In each of these examples there are only two ways to store data: either
the server provides it (as in the last example) or the user provides it by taking some action (such as clicking a link or button or filling out a form).

Can cookies read information from a user's hard drive?

No. Cookies can only store data that is provided by the server or generated
by an explicit user action.

Can cookies be used to gather sensitive information, such as a user's
email address?

Cookies cannot be used to gather sensitive information such as the fields
in a Netscape preference file. They can be used to store any information
that the user volunteers, for example by filling out an HTML form. In
this case, however, the same information can just as easily (and with potentially
more objectionable privacy concerns) be stored on the server by using a simple
server-side application that stores user information in a database. Cookies
are passive data structures that are delivered to the client, stored on
the client's hard drive, and returned in certain situations to the same
server that provided the information in the first place.

Where are cookies stored?

Cookie data is stored on the user's hard drive (although during actual communication it is stored in memory). The filename is different
for each platform. For example, on Windows machines, cookie data is stored
in a file called COOKIE.TXT.

Can programmers save client state information without cookies?

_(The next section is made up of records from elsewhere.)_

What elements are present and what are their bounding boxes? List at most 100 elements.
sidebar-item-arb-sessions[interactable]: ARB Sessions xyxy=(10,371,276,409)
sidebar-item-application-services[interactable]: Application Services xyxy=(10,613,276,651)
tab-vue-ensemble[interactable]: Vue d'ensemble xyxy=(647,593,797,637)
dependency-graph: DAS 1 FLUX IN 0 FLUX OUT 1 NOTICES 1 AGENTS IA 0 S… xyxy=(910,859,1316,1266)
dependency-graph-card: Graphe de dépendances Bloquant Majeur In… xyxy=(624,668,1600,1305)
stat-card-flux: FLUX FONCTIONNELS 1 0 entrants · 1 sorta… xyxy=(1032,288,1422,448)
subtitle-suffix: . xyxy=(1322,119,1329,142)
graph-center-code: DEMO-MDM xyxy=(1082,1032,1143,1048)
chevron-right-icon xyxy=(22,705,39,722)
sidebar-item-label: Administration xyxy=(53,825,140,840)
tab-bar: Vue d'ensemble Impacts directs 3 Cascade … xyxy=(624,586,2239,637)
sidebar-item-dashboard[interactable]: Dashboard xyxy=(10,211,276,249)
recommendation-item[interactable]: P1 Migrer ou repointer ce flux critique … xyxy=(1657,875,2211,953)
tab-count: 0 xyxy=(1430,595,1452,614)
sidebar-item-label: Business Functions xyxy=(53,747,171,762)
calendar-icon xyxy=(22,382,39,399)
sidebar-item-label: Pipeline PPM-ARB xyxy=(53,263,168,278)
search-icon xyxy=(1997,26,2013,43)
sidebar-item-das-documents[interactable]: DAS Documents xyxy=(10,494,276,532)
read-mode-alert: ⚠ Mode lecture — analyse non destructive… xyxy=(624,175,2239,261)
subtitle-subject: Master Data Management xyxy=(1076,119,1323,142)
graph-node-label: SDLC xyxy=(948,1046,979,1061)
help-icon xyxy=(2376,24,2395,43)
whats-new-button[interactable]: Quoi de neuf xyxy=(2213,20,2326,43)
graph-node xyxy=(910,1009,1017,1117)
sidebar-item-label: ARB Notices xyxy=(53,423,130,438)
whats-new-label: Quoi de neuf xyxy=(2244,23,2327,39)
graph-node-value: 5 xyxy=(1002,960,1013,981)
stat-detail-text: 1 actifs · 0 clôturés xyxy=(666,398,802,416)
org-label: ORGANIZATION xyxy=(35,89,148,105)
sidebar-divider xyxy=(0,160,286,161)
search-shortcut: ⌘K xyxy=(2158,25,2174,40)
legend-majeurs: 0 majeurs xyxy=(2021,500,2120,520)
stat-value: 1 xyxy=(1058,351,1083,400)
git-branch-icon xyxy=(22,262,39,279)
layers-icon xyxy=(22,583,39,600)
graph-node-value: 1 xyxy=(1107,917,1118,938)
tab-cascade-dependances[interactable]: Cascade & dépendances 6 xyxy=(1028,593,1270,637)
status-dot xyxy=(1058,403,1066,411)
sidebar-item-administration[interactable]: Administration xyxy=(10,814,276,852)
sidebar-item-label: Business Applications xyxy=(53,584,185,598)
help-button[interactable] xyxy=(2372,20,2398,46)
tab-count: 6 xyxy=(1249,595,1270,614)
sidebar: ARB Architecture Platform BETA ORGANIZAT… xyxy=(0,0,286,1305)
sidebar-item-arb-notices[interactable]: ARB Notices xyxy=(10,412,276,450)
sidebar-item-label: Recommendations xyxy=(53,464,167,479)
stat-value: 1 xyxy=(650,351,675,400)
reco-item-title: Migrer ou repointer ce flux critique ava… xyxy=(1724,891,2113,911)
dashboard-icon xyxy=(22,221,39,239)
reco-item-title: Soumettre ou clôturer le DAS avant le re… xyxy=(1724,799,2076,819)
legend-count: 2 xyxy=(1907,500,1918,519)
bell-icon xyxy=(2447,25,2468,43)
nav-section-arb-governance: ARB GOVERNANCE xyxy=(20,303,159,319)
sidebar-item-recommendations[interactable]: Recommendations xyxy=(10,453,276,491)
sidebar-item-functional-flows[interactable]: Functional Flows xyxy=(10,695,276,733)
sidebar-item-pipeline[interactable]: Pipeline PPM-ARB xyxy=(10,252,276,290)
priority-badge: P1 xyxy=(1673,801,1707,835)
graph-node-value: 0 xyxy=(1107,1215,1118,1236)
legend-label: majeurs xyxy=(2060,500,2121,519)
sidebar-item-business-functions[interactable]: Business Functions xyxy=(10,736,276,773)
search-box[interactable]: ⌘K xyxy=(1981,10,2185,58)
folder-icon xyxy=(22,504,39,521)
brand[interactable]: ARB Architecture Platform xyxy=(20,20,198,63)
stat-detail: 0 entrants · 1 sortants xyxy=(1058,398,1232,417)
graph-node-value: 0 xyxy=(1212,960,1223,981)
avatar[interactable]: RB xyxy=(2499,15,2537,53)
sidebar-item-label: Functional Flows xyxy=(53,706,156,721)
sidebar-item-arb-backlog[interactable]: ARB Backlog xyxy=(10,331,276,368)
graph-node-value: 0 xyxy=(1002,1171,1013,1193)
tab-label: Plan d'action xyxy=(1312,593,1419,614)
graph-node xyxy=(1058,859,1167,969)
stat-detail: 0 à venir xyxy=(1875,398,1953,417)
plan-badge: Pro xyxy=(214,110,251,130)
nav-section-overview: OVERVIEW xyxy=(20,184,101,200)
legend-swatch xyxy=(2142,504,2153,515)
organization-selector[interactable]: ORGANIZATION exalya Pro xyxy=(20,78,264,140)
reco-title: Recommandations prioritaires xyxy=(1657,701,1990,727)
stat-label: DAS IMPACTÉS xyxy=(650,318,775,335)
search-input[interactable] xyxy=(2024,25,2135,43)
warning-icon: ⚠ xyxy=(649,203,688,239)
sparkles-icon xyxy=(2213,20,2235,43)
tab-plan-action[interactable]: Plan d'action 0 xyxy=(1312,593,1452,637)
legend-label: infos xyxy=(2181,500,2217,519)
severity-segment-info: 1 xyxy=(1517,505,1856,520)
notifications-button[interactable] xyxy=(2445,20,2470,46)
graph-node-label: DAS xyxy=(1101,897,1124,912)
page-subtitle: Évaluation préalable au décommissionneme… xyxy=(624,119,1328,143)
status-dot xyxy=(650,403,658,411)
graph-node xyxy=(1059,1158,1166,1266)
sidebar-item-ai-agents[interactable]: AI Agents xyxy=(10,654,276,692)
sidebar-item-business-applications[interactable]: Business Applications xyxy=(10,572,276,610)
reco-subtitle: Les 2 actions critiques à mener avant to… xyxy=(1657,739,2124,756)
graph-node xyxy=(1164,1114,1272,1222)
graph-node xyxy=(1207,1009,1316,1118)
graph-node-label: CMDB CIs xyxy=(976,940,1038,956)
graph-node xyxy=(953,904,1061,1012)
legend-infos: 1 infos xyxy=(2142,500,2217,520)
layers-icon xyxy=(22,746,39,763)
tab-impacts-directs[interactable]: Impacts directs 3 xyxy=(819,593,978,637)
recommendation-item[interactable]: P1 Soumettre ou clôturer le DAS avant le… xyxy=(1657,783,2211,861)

Yes. Client state information can be stored in several ways. For example, server administrators
and programmers can create a database application that tracks and stores data they would otherwise have managed with cookies. Cookies
are simply a programming convenience.

How long do cookies last?

A Web site may set an expiration date for a cookie it delivers. If no expiration date is specified, the cookie is deleted when the user quits Netscape Navigator.

Can malicious sites read cookie information used by another site?
Cookies are designed to be read only by the site that provides them, not
by other sites.

Can cookies be encrypted?

Yes. Programmers can require that cookies be delivered and received only
in the context of a Secure Sockets Layer (SSL) session. The SSL session handles the actual encryption of cookie data.

What products support cookies?

Netscape Navigator has supported cookies since version 1.1. Internet client products from Spyglass and Microsoft also support cookies.

Are cookies being presented for standardization to a standards body?

Yes. The State Management subworking group of the Internet Engineering
Task Force's HTTP Working Group is currently working on creating a formal
Internet draft for a cookie specification.